Sahara’s panicked expression fractured into laughter. “You know, you’re right.” She grabbed his tie and tugged. “Kiss me, Mr. Krychek.”

* * *

• • •

As Kaleb kissed Sahara under a Russian sky, and Alexei chased Memory through a Sierra Nevada forest, minds across the PsyNet began to throw off their shackles and wake to new powers that dazzled and blinded. None were as disciplined as the first of their kind. The initial rogue power surge was a mere ripple.
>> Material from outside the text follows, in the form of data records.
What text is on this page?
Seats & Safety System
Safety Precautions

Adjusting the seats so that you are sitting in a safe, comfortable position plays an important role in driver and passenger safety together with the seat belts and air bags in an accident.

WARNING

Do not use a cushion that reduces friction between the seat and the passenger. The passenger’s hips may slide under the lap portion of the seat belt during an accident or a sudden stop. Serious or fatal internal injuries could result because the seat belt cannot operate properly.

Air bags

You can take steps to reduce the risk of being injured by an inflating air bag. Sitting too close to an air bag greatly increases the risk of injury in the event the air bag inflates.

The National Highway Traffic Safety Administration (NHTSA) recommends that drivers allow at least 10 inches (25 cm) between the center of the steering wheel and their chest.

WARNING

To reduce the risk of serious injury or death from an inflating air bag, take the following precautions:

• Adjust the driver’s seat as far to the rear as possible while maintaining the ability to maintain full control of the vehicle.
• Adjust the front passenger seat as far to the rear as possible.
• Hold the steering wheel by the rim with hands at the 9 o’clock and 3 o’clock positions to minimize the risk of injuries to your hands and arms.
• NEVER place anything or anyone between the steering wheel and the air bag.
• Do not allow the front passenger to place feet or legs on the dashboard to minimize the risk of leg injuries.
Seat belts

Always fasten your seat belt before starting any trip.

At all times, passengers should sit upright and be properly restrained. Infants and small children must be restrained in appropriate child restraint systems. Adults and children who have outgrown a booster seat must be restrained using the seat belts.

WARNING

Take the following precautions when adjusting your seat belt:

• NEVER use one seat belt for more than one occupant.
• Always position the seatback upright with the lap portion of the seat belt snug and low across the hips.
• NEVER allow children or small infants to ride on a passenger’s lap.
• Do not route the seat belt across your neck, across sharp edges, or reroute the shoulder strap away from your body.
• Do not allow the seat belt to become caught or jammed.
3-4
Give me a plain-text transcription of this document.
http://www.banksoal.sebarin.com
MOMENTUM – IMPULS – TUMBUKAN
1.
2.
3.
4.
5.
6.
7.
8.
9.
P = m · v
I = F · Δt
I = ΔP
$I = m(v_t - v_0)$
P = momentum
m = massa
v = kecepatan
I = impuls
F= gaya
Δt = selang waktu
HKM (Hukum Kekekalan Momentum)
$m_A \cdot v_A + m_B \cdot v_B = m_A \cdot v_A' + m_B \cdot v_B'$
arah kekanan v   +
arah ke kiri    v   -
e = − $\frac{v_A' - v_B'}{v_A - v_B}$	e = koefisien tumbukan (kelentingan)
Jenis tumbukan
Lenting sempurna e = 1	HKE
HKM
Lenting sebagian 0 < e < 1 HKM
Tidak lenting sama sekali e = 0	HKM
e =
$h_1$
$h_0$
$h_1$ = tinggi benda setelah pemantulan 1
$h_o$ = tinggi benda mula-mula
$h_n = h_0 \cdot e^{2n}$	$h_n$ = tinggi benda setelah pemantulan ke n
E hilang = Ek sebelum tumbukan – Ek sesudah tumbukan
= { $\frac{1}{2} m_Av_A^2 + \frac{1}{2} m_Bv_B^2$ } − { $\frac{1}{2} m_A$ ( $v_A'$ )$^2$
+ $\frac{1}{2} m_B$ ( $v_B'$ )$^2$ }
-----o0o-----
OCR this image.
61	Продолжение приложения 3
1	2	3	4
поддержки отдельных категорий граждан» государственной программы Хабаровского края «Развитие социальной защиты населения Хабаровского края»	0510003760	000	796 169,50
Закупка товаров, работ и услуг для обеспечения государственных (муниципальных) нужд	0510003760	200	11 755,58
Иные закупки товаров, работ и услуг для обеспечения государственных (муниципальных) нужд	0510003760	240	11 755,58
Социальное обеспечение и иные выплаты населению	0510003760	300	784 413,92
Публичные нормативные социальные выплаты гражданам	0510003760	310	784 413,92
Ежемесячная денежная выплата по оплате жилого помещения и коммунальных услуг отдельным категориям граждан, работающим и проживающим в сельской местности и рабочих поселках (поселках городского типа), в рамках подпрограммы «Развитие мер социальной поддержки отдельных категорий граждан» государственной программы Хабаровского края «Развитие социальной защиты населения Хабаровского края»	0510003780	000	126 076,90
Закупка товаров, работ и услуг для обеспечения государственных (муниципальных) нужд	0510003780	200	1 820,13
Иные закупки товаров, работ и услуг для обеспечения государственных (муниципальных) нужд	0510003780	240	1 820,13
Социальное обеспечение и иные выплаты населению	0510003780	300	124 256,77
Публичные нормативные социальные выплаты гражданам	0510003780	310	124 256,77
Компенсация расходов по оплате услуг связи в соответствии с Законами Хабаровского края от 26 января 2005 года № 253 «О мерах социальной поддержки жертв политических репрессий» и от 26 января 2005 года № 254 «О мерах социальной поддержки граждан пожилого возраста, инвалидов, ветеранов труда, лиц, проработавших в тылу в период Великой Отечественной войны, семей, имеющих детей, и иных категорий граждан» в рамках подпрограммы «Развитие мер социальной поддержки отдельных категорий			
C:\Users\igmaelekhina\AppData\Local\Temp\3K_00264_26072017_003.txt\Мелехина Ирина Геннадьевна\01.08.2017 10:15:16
More built on the horizon, ominous weights about to crash onto an already fractured Net.

Anarchy took its first breath.

*. As a point of interest, I have been unable to find any data whatsoever on the rumored E-sigma, a subdesignation of empathy said to be so dangerous for the E involved that the E’s only option for survival is to deliberately suppress their own strength. No E interviewed over the course of this study would explain the E-sigma’s divergent abilities to me. Any mention of the subdesignation resulted in both a flash of fear on the faces of my subjects—and in a sudden and implacable shutdown in communication. Either the E-sigma are a shared dark myth, a kind of empathic ghost story . . . or the Es are so afraid for one of their own kind that they protect them against all outsiders.